The second major aspect of pharmacoethics under microscopy is the clinical trials. It is well known that pharmaceutical companies are fond of sponsoring clinical trials – many National Institute of Health (NIH) clinical trials are funded by pharmaceutical companies.

If you thought all this is only for a noble cause, you are mistaken. There is considerable published data that expressed skepticism on the integrity behind such sponsorships. No one can really dare, however, to doubt the industry claims. Unblinding clinical trials for individual gains is a silent and salient trend.

American and European drug administrations are the most awed words for both physicians and local drug authorities in developing countries. In practice, many physicians call for published clinical trials from the industry through medical sales representatives and are quite content with the superficial results they read.

But only after a painstaking inspection, one can uncover that there are studies available for every claim or dream that the industry manifests. How is this possible? Under these circumstances, should a doctor depend on clinical papers or personal experience? Is the drug industry helping or harming the community health?

As many as 548 drugs approved by the Food and Drug Administration (FDA) over the past 25 years turned out to have serious or life-threatening effects that were unknown at the time of approval. Many of them had to be subsequently withdrawn from the market.

The third bitter visage of pharmacoethics is the marketing standards, i.e., promotion, distribution and sales. Industry has adopted a 'stroke for folk' strategy in promoting medicine in different nations. For example, unsolicited 'direct to consumer' (DTC) mails from pharmacies backed by pharmaceutical companies and stocking and pushing the medicines from grocery or commodity outlets are some of the many popular deeds.

One example, from the tip of the iceberg, is the recent malfeasance from Warner- Lambert Pharmaceutical Company that has been recently sued for using its sales representatives to encourage doctors to prescribe gabapentin (Neurontin) for unapproved uses! Not a strange malady for many in the industry.

Marketing standards in the third world countries are even appalling: Unscrupulous bonus offers, expensive giveaways and sponsorships to woo the doctors are rampant. To combat the cutthroat competition, many research-based companies have adopted the strategy of early switching to over the counter (OTC).

Pharmaceutical advertising is unarguably the fastest growing categories of advertising. In 1990, there were only 10 medicines that were advertised through mass media. Today, more than 100 medicines are advertised in United States (US) alone. Currently, over $ 2.5 billion is spent on DTC advertisements just in the US, as compared to $ 791 million in 1996.

Despite increased spending on DTC, OTC promotions and the online initiatives, the pharmaceutical representatives play a pivotal role in influencing the prescription market, albeit their resources in the third world is again perverted to interruption marketing with overemphasis on personal contacts and untenable legwork, rather than enhancing skills or applying tenable strategies.
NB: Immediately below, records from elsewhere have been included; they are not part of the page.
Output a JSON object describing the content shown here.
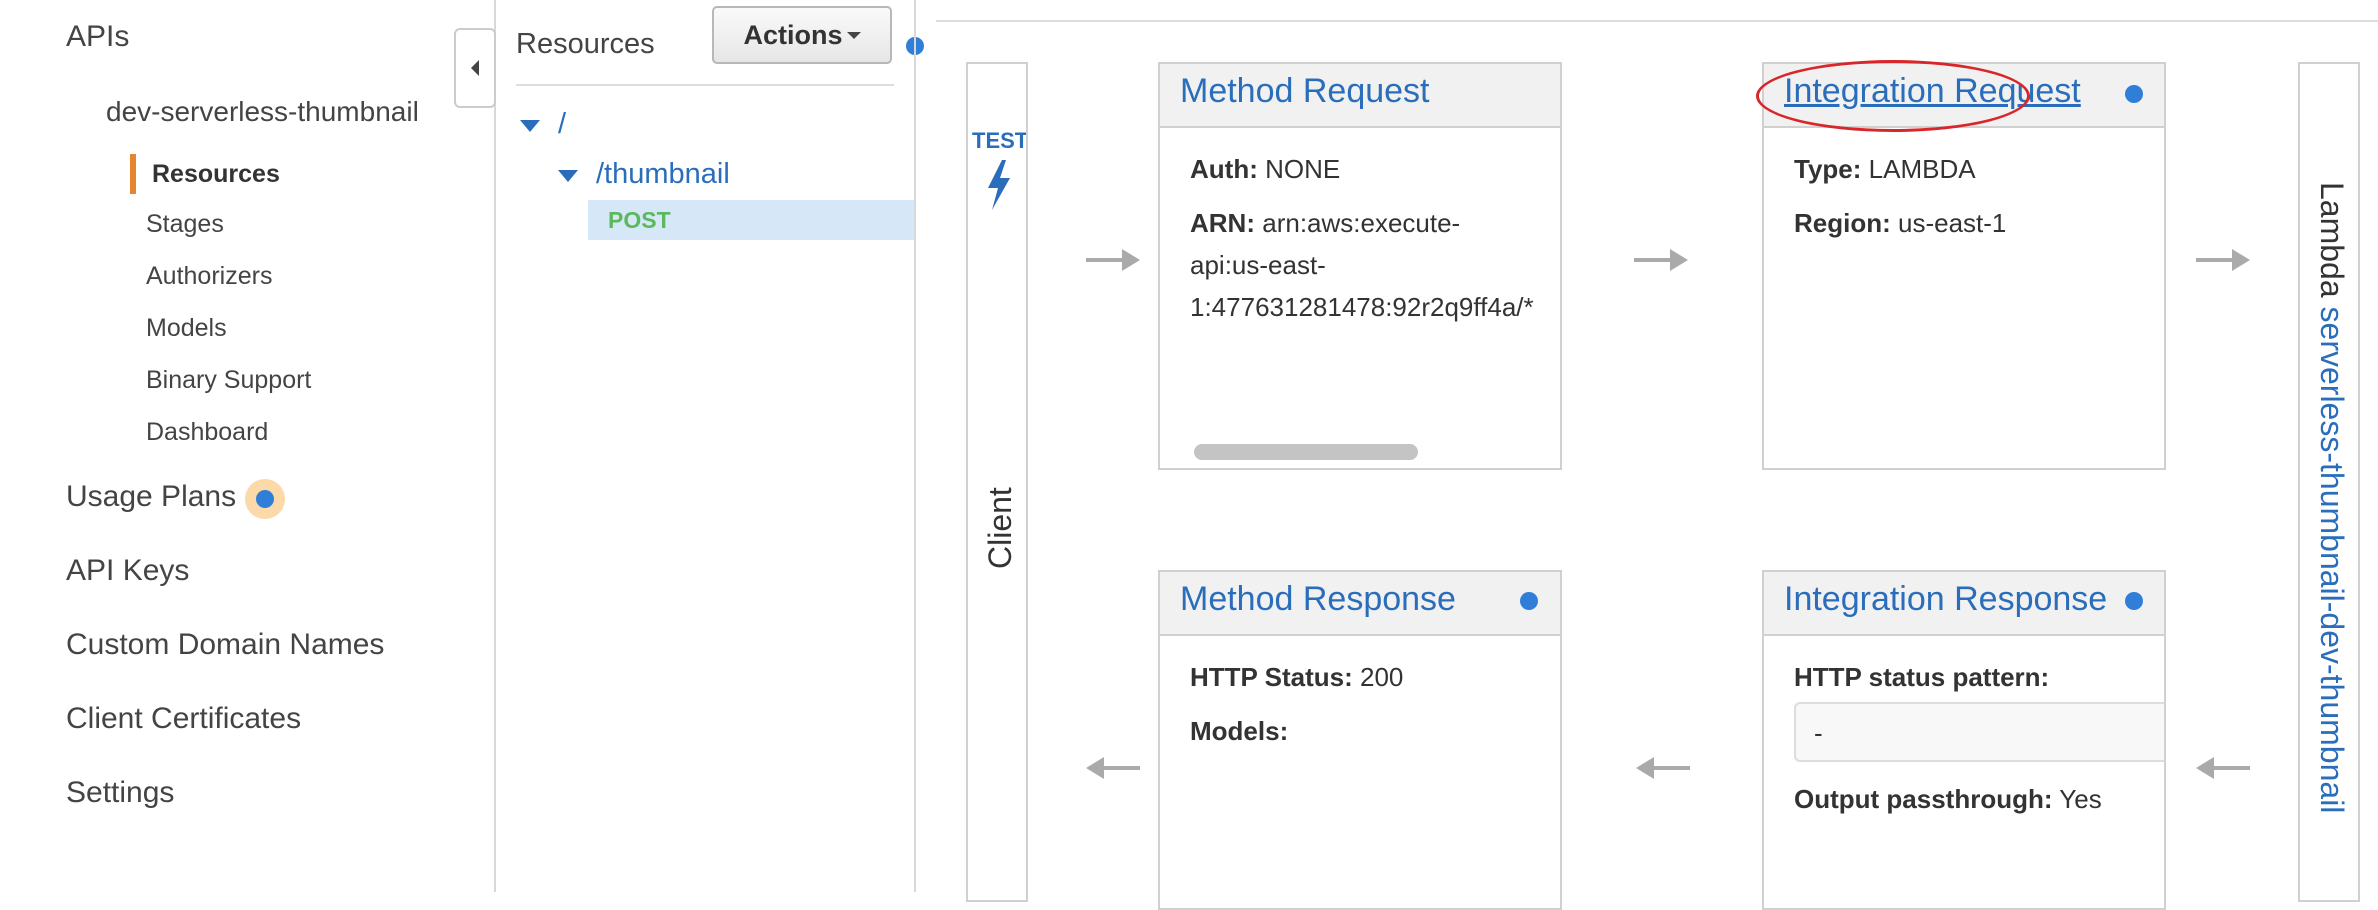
{
  "nav": {
    "apis": "APIs",
    "api_name": "dev-serverless-thumbnail",
    "sub_items": [
      "Resources",
      "Stages",
      "Authorizers",
      "Models",
      "Binary Support",
      "Dashboard"
    ],
    "items": [
      "Usage Plans",
      "API Keys",
      "Custom Domain Names",
      "Client Certificates",
      "Settings"
    ]
  },
  "resources": {
    "title": "Resources",
    "actions_label": "Actions",
    "root": "/",
    "child": "/thumbnail",
    "method": "POST"
  },
  "flow": {
    "client_label": "Client",
    "test_label": "TEST",
    "method_request": {
      "title": "Method Request",
      "auth_key": "Auth:",
      "auth_val": "NONE",
      "arn_key": "ARN:",
      "arn_line1": "arn:aws:execute-",
      "arn_line2": "api:us-east-",
      "arn_line3": "1:477631281478:92r2q9ff4a/*"
    },
    "integration_request": {
      "title": "Integration Request",
      "type_key": "Type:",
      "type_val": "LAMBDA",
      "region_key": "Region:",
      "region_val": "us-east-1"
    },
    "method_response": {
      "title": "Method Response",
      "status_key": "HTTP Status:",
      "status_val": "200",
      "models_key": "Models:"
    },
    "integration_response": {
      "title": "Integration Response",
      "pattern_key": "HTTP status pattern:",
      "pattern_val": "-",
      "passthrough_key": "Output passthrough:",
      "passthrough_val": "Yes"
    },
    "lambda_label": "Lambda",
    "lambda_name": "serverless-thumbnail-dev-thumbnail"
  },
  "colors": {
    "accent": "#e8832e",
    "link": "#2a6ebb",
    "post": "#5cb85c",
    "highlight_circle": "#d9262a"
  }
}
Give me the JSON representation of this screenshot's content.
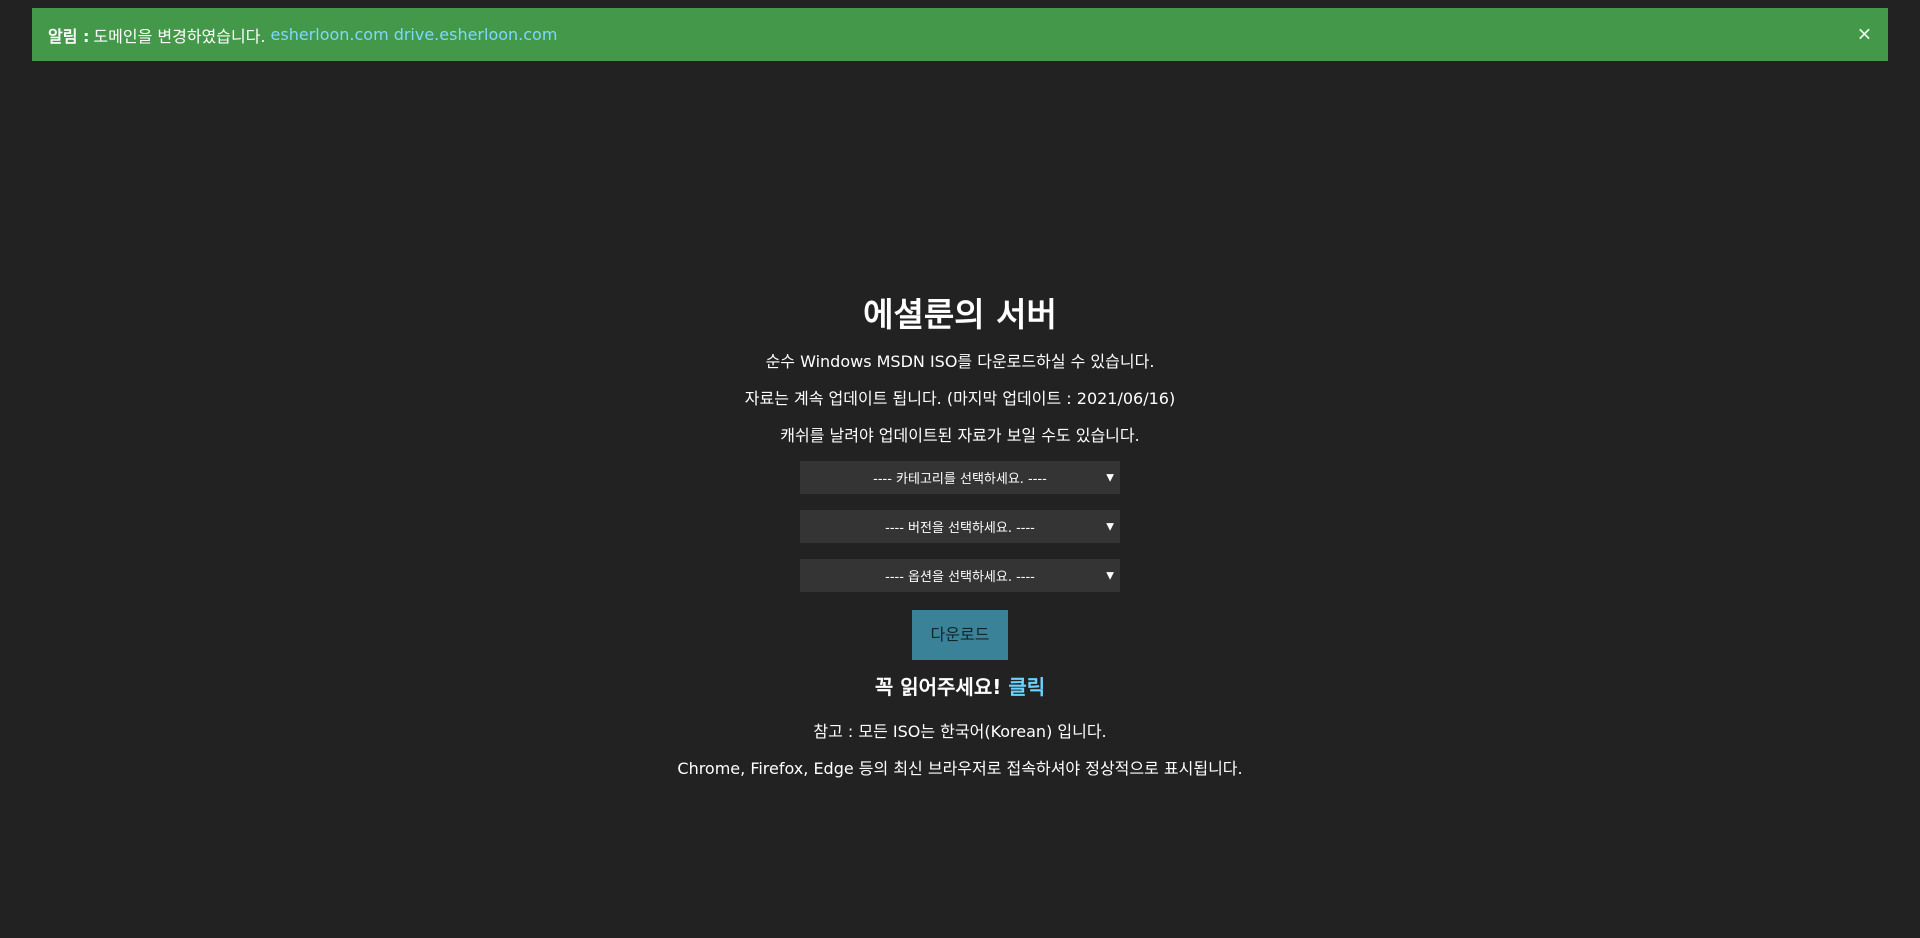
{
  "alert": {
    "label": "알림 :",
    "text": "도메인을 변경하였습니다.",
    "links": [
      "esherloon.com",
      "drive.esherloon.com"
    ],
    "close_icon": "close-icon"
  },
  "main": {
    "title": "에셜룬의 서버",
    "descriptions": [
      "순수 Windows MSDN ISO를 다운로드하실 수 있습니다.",
      "자료는 계속 업데이트 됩니다. (마지막 업데이트 : 2021/06/16)",
      "캐쉬를 날려야 업데이트된 자료가 보일 수도 있습니다."
    ],
    "selects": {
      "category": "---- 카테고리를 선택하세요. ----",
      "version": "---- 버전을 선택하세요. ----",
      "option": "---- 옵션을 선택하세요. ----"
    },
    "download_label": "다운로드",
    "read_notice": "꼭 읽어주세요!",
    "read_link": "클릭",
    "notes": [
      "참고 : 모든 ISO는 한국어(Korean) 입니다.",
      "Chrome, Firefox, Edge 등의 최신 브라우저로 접속하셔야 정상적으로 표시됩니다."
    ]
  },
  "colors": {
    "background": "#222222",
    "alert_bg": "#43984a",
    "link": "#7fd8ff",
    "button": "#3a8297",
    "select_bg": "#343434"
  }
}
This is, perhaps, high time for a reform in the business ethics of pharmaceuticals. There are occasional gestures of good ethics and conduct. For example, Howard Solomon, head of Forest Laboratories Inc, considered offering free antidepressants to those who needed them after September 11; few pharma companies have also donated medicines to Africa. But, these isolated gestures are not sufficient in creating a cleaner image for the industry.

Collaborative efforts in the industry to pull important new drugs that are either distinctly superior or safer than the earlier discoveries will raise the overall R&D productivity and avoid wastage. Self-regulated and socially responsible marketing practices can only restore the pharmaceutical business ethics.